Their tenure in the fourth tier lasted six years. In contrast with the initial less ambitious four seasons, during the 2023 season Odishi were regarded as title contenders, but they took fourth place only three points below their nearest rivals. Being the only 4th division club with a foreign coach, Odishi set to accomplish the same goal in 2024 and even though went through some mid-season changes in the management, the team sealed promotion with four games still in hand.

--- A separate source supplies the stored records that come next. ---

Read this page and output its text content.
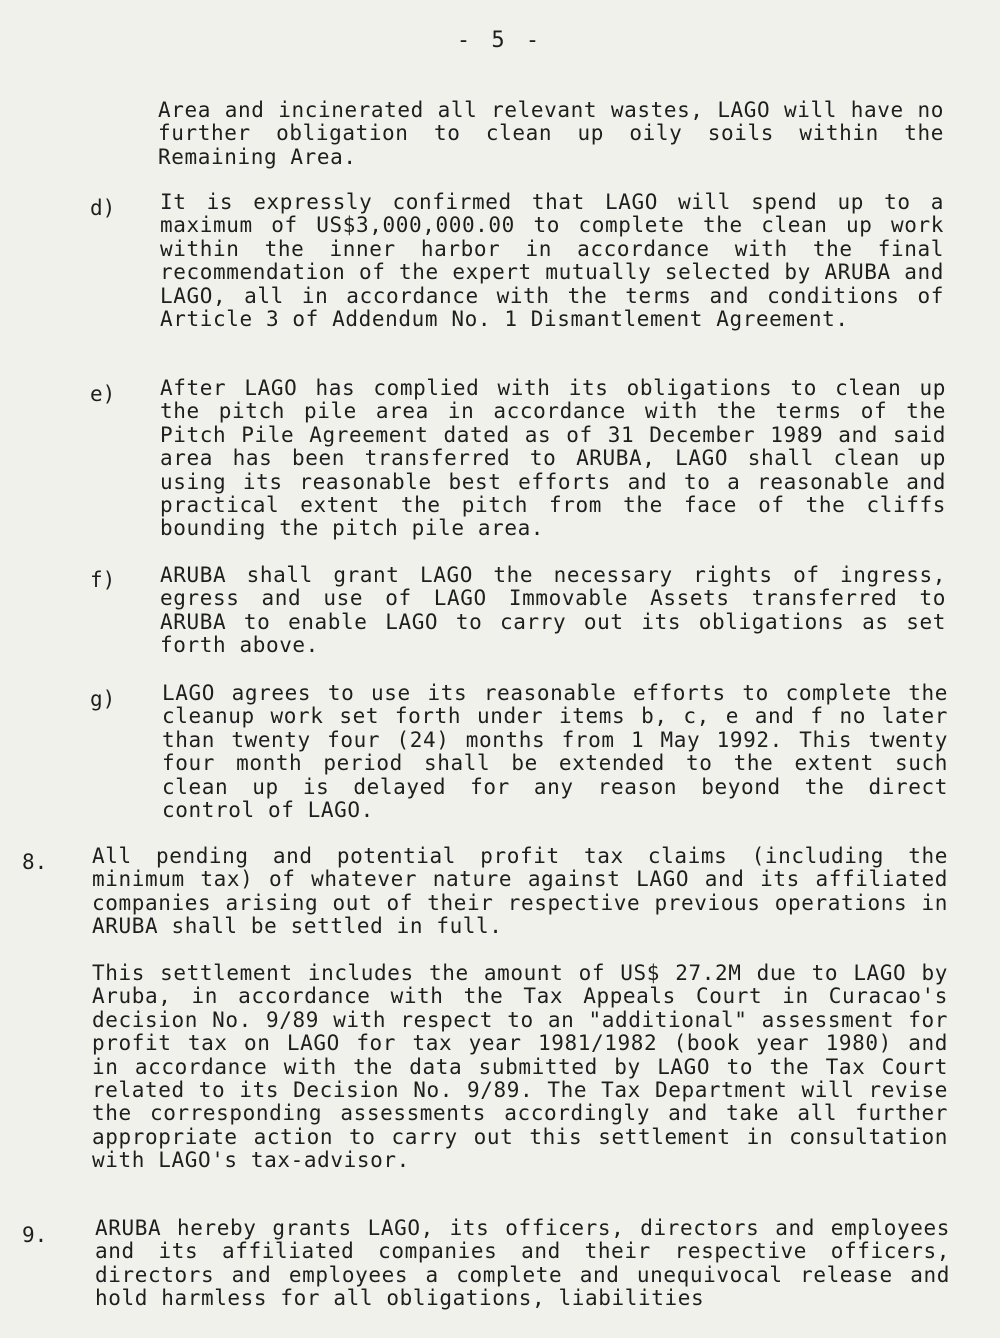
- 5 -

Area and incinerated all relevant wastes, LAGO will have no further obligation to clean up oily soils within the Remaining Area.

d) It is expressly confirmed that LAGO will spend up to a maximum of US$3,000,000.00 to complete the clean up work within the inner harbor in accordance with the final recommendation of the expert mutually selected by ARUBA and LAGO, all in accordance with the terms and conditions of Article 3 of Addendum No. 1 Dismantlement Agreement.

e) After LAGO has complied with its obligations to clean up the pitch pile area in accordance with the terms of the Pitch Pile Agreement dated as of 31 December 1989 and said area has been transferred to ARUBA, LAGO shall clean up using its reasonable best efforts and to a reasonable and practical extent the pitch from the face of the cliffs bounding the pitch pile area.

f) ARUBA shall grant LAGO the necessary rights of ingress, egress and use of LAGO Immovable Assets transferred to ARUBA to enable LAGO to carry out its obligations as set forth above.

g) LAGO agrees to use its reasonable efforts to complete the cleanup work set forth under items b, c, e and f no later than twenty four (24) months from 1 May 1992. This twenty four month period shall be extended to the extent such clean up is delayed for any reason beyond the direct control of LAGO.

8. All pending and potential profit tax claims (including the minimum tax) of whatever nature against LAGO and its affiliated companies arising out of their respective previous operations in ARUBA shall be settled in full.

This settlement includes the amount of US$ 27.2M due to LAGO by Aruba, in accordance with the Tax Appeals Court in Curacao's decision No. 9/89 with respect to an "additional" assessment for profit tax on LAGO for tax year 1981/1982 (book year 1980) and in accordance with the data submitted by LAGO to the Tax Court related to its Decision No. 9/89. The Tax Department will revise the corresponding assessments accordingly and take all further appropriate action to carry out this settlement in consultation with LAGO's tax-advisor.

9. ARUBA hereby grants LAGO, its officers, directors and employees and its affiliated companies and their respective officers, directors and employees a complete and unequivocal release and hold harmless for all obligations, liabilities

A year later, Odishi 1919 continued their successful campaign in the 3rd tier. Following a 4–3 aggregate victory over Iberia B in playoffs, the team under head coach Makar Akubardia achieved back-to-back promotions to return to the 2nd division after a nine-year absence.

==Seasons==

| Year | League | Pos | M | W | D | L | GF–GA | Pts | Notes |
| 2012/13 | Meore Liga West | 2_{/13} | 24 | 18 | 3 | 3 | 71–16 | 57 |  |
| 2013/14 | Meore Liga West | 1_{/13} | 24 | 18 | 2 | 4 | 67–19 | 56 | Promoted |
| 2014/15 | Pirveli Liga Group A | 3_{/10} | 36 | 20 | 6 | 10 | 69–41 | 66 |  |
| 2015/16 | Pirveli Liga | 7_{/18} | 34 | 14 | 6 | 14 | 52–58 | 48 |  |
| 2016 | Pirveli Liga Group Red | 8_{/9} | 16 | 7 | 1 | 8 | 31–32 | 16* | * -6 points; Relegated |
| 2017 | Liga 3 Red Group | 9_{/10} | 18 | 3 | 5 | 10 | 13–27 | 14 | Relegated |
| Relegation round | 7_{/10} | 18 | 7 | 3 | 8 | 27–31 | 24 |
| 2018 | Regionuli Liga, Group West | 2_{/8} | 14 | 8 | 3 | 3 | 27–15 | 27 | Promoted |
| 2019 | Liga 4 | 7_{/10} | 27 | 8 | 5 | 14 | 42–46 | 29 |  |
| 2020 | Liga 4 Red Group | 6_{/8} | 14 | 5 | 4 | 5 | 21–17 | 19 |  |
| 2021 | Liga 4 White Group | 6_{/10} | 18 | 9 | 2 | 7 | 29–32 | 29 |  |
| Relegation Round | 1_{/10} | 18 | 13 | 1 | 4 | 36–25 | 40 |  |
| 2022 | Liga 4 | 11_{/16} | 30 | 10 | 6 | 14 | 41–43 | 36 |  |
| 2023 | Liga 4 | 4_{/14} | 26 | 14 | 7 | 5 | 44–32 | 36 |  |
| 2024 | Liga 4 | 3_{/15} | 28 | 20 | 1 | 7 | 87–34 | 61 | Promoted |
| 2025 | Liga 3 | 3_{/16} | 30 | 20 | 4 | 6 | 59–19 | 64 | Promoted |

== Current squad ==
As of 26 July 2026

 (C)

| No. | Pos. | Nation | Player |
|---|---|---|---|
| 1 | GK | SVK | Matej Weiss |
| 2 | DF | GEO | Roman Chachua |
| 3 | DF | GEO | Saba Sidamonidze |
| 4 | DF | TOG | Ayatoulaye Akondo |
| 5 | MF | SRB | Aleksa Batos |
| 7 | MF | GEO | Nika Kitia |
| 8 | MF | GEO | Zviad Sikharulia |
| 9 | FW | GEO | Giorgi Gabedava |
| 10 | MF | GEO | Nodar Kavtaradze |
| 11 | MF | GEO | Mate Antia |
| 13 | MF | GEO | Luka Koberidze |
| 15 | DF | GEO | Mikheil Chkopoia |
| 16 | DF | GEO | Giorgi Akhaladze |
| 17 | MF | GEO | Giorgi Jaburia |

| No. | Pos. | Nation | Player |
|---|---|---|---|
| 18 | FW | GEO | Otar Kvernadze |
| 19 | FW | GEO | Levan Kutalia (C) |
| 20 | FW | GEO | Bakur Jinjolava |
| 21 | DF | GEO | Temur Gognadze |
| 22 | MF | UKR | Sergiy Lebedev |
| 24 | DF | GEO | Nikoloz Chartia |
| 25 | GK | GEO | Robert Imerlishvili |
| 26 | FW | GEO | Davit Gabisonia |
| 29 | DF | GBS | Mohamed Sylla |
| 30 | GK | GEO | Luka Lejava |
| 33 | MF | GEO | Sandro Toloraia |
| 37 | FW | GEO | Davit Dagargulia |
| 39 | DF | GEO | Saba Chkadua |
| 40 | FW | GEO | Arvelod Khunjgurua |

==Managerial history==

| Name | Nat. | From | To |
| Tengiz Katsia | Georgia | 2019 | 2019 |
| Elguja Kometiani | Georgia | 2019 | 2020 |
| Besik Sherozia | Georgia | 2020 | 2023 |
| Makar Akubardia (interim) | Georgia | 2023 | 2023 |
| Anatoliy Piskovets | Ukraine | 2023 | 2024 |
| Makar Akubardia | Georgia | 2024 | 2026 |
| Kakhaber Kacharava | Georgia | 2026 | 2026 |
| Makar Akubardia | Georgia | 2026 |

==Stadium==

The club currently holds home games at the Ganmukhuri central stadium. Located in 25 km from Zugdidi, it has the capacity of 2,000.

==Name==
As an old name for Samegrelo, the term Odishi was widely applied in medieval times.